A lista é longa, mas não resisto a partilhar mais um exemplo: o célebre relatório Capacity Study, de 1969, ainda hoje considerada uma das mais brilhantes, demolidoras e perspicazes análises críticas do pilar de desenvolvimento da ONU. Os autores são Robert Jackson (o tal que em 1948 desistira de reestruturar o Secretariado) e Margaret Anstee (mais tarde a primeira mulher subsecretária-geral da ONU), duas “figuras profundamente empenhadas na causa da cooperação internacional”, sublinha o historiador.

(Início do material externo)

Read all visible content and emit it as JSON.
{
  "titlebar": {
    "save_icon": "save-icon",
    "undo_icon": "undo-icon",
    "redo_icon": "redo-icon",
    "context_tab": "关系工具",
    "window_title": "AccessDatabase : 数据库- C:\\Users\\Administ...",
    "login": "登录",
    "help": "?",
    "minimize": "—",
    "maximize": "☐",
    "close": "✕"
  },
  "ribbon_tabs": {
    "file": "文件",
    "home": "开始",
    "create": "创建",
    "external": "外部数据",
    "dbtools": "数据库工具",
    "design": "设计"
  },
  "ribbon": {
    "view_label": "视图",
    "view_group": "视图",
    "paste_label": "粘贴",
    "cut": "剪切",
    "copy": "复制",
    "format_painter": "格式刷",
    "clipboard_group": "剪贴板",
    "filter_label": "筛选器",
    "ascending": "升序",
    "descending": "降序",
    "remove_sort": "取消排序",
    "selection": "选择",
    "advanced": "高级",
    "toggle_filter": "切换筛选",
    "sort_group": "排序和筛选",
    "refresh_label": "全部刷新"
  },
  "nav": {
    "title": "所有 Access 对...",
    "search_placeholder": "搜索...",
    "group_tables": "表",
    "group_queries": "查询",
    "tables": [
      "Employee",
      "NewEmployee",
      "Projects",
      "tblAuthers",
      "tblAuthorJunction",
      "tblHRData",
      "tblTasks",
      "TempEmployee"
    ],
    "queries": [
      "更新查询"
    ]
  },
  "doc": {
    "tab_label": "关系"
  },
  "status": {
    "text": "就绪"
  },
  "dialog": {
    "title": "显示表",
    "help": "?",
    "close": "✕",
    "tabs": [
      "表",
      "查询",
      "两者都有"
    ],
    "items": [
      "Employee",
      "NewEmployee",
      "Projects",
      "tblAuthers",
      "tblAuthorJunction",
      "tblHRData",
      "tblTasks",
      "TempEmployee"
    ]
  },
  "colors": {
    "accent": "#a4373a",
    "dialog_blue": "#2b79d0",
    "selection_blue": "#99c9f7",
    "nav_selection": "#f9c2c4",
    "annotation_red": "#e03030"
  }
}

Os dois identificam o problema da “forma desconexa” como a ONU crescera nas duas décadas anteriores, com secretários-gerais incapazes de supervisionar a organização, uma Assembleia Geral antiamericana como centro de poder alternativo, novas agências nascidas sem orientação superior e apostadas em garantir uma fatia do bolo do desenvolvimento.
Às tantas (pág. 331 de Governar o Mundo) Jackson escreve isto: a ONU está “a ficar lenta e pesadona, como um monstro pré-histórico... Durante muitos anos, procurei o cérebro que orienta as políticas e as operações do sistema de desenvolvimento da ONU... foi uma busca em vão... durante muitos anos, o sistema de desenvolvimento da ONU tentou travar uma guerra contra as privações com muito pouco ‘cérebro’ para o orientar. A sua ausência poderá ser a maior limitação à sua capacidade. Sem ele, a evolução futura do sistema de desenvolvimento da ONU poderá facilmente repetir a história dos dinossauros”.
Na próxima semana vamos ouvir falar muito de reformas da ONU e da urgência em implementá-las. Deixo-vos esta antecipação poptimista.